Y luego está la voracidad del deseo de la maquinaria industrial que la poseyó. La canibalización que va desde el productor que abusa de ella al comienzo de su carrera hasta las multitudes masculinas que braman en plano picado o en amenazante acoso frontal ante las escalinatas por donde desciende Ana de Armas, de nuevo intrusa enseñoreada del celuloide genuino de Gentleman Prefer Blondes. 

Porque  hay que decir ya que esta mayúscula elegía de la más tremenda de las fragilidades que es Blonde no podría entenderse sin la manera en que la actriz cubana se tira sin red, se adapta cada segundo a los cambiantes registros de la muñeca rusa, de la agonista cuyo suplicio solo se explica desde la crueldad fundacional y esquizofrénica que rodea a la figura del mito. Es la de Ana de Armas una emulación tan minuciosa como visceral de ese tormento interior y de sus divagaciones. 

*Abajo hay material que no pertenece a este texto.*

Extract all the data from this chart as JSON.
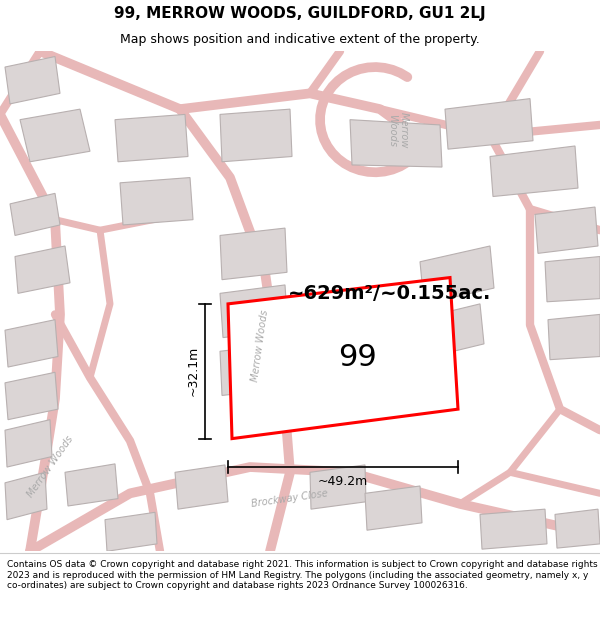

Con la irregularidad, seguramente inesquivable, de quien toma tantas decisiones de riesgo extremo, Andrew Dominik lega con su película el “puzzle imposible” –decía Joyce Carol Oates que ésa era la única manera de entender lo que fue la dualidad autodestructiva de la actriz y de la mujer- que conforman cada una de las piezas o de los espasmos de las despedazadas plegarias no atendidas que reverberan en Blonde. 

(Estados Unidos, 2022)

Guion, dirección: Andrew Dominik. Elenco: Ana de Armas, Lucy DeVito, Garret Dillahunt, Adrien Brody, Bobby Cannavale. Producción: Dede Gardner, Jeremy Kleiner, Tracey Landon, Brad Pitt, Scott Robertson. Duración: 166 minutos.